Vue du logo du Fonds monétaire international. © Itsuo Inouye/AP/SIPA

  • Kako Nubukpo

    Économiste, commissaire chargé de l’agriculture, des ressources en eau et de l’environnement à l’Uemoa

Publié le 25 septembre 2018 Lecture : 4 minutes.

Dans la dernière interview qu’elle a accordée au journal Jeune Afrique, Christine Lagarde, directrice générale du FMI, déplore le risque de surendettement des États africains, quelques années seulement après la mise en œuvre de l’Initiative en faveur des pays pauvres très endettés (PPTE), qui a permis un effacement substantiel de la dette du continent.
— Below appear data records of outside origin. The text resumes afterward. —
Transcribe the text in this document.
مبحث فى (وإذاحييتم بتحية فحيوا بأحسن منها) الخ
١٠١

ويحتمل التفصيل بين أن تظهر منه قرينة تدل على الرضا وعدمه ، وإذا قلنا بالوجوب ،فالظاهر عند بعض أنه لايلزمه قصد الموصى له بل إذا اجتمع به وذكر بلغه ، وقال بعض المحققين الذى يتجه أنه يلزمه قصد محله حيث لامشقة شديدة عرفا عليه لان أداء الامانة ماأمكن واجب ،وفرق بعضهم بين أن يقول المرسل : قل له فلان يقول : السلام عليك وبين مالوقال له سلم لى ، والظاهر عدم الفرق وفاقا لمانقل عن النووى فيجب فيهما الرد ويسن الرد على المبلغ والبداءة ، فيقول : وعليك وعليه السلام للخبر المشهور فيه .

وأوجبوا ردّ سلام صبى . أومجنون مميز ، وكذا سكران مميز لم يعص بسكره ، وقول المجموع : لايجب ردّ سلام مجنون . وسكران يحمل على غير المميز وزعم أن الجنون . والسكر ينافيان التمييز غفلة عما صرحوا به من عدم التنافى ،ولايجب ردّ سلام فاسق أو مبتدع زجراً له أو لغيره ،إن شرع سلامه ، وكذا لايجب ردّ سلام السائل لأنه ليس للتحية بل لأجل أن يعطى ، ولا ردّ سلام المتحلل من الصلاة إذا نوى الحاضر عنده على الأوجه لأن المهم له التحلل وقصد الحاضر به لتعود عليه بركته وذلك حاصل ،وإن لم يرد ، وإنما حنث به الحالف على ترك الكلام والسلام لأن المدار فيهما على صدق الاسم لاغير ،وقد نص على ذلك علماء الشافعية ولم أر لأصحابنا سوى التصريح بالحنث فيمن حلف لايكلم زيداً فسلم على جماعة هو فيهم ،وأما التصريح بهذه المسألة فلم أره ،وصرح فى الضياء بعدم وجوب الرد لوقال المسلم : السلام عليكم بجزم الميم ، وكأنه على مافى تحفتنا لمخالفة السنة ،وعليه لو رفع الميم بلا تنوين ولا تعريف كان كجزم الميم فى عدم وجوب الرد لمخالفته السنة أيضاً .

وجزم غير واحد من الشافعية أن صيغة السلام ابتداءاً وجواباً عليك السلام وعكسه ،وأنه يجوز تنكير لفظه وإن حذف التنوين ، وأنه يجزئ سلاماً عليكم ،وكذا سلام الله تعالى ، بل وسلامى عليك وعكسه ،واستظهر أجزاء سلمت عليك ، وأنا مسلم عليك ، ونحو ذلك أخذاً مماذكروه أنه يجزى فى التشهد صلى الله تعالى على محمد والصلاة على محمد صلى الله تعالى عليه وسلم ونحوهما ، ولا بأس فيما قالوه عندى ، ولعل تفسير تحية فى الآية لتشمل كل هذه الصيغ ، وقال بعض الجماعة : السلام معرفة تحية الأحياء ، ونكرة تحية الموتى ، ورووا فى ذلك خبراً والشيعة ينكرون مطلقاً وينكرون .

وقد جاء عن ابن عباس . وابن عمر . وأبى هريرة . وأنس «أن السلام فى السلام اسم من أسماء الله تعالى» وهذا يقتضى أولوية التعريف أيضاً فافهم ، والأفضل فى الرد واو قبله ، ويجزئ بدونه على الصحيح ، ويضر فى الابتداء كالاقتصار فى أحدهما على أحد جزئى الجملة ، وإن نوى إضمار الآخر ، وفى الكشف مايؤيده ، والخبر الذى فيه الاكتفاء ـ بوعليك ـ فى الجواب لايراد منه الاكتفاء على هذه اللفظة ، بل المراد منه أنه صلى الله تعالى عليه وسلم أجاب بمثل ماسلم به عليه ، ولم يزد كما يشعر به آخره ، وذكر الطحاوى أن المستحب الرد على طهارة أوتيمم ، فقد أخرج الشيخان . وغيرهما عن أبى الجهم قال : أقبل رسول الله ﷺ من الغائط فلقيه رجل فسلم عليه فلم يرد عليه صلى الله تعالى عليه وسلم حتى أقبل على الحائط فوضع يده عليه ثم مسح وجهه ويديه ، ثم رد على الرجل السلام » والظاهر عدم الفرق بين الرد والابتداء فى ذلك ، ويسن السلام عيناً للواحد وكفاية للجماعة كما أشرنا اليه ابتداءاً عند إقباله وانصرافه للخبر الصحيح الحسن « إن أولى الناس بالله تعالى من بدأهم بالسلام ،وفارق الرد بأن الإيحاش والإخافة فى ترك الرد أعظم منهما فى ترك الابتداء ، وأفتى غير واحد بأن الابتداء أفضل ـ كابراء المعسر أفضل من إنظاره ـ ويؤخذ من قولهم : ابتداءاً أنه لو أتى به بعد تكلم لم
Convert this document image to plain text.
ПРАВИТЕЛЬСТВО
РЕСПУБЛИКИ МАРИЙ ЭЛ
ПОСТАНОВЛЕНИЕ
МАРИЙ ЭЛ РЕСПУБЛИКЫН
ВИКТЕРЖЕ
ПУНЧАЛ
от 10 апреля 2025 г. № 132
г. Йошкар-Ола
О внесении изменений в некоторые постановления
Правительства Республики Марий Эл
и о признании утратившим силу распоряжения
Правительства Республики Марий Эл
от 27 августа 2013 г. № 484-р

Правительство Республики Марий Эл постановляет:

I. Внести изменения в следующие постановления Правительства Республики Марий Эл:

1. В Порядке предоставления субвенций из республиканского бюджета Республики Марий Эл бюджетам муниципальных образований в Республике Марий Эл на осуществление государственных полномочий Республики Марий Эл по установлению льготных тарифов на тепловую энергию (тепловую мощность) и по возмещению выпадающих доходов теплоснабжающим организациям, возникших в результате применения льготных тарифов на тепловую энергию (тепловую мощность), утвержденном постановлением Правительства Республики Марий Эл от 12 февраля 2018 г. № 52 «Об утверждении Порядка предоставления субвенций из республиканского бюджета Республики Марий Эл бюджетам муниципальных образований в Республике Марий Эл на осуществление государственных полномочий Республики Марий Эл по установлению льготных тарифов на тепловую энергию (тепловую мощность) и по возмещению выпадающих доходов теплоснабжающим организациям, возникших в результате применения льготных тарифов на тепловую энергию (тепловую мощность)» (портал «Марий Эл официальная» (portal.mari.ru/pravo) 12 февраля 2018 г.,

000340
Une telle récurrence dans le processus d’endettement de l’Afrique devrait conduire à rechercher les tendances lourdes expliquant cette « malédiction », en dehors des contingences conjoncturelles. Le premier facteur explicatif est le taux de pression fiscale (rapport entre les recettes fiscales et la richesse créée au cours d’une année) en Afrique subsaharienne, qui est structurellement bas : il tourne autour de 20 % du PIB, alors qu’il se situe au-dessus de 40 % dans la zone euro.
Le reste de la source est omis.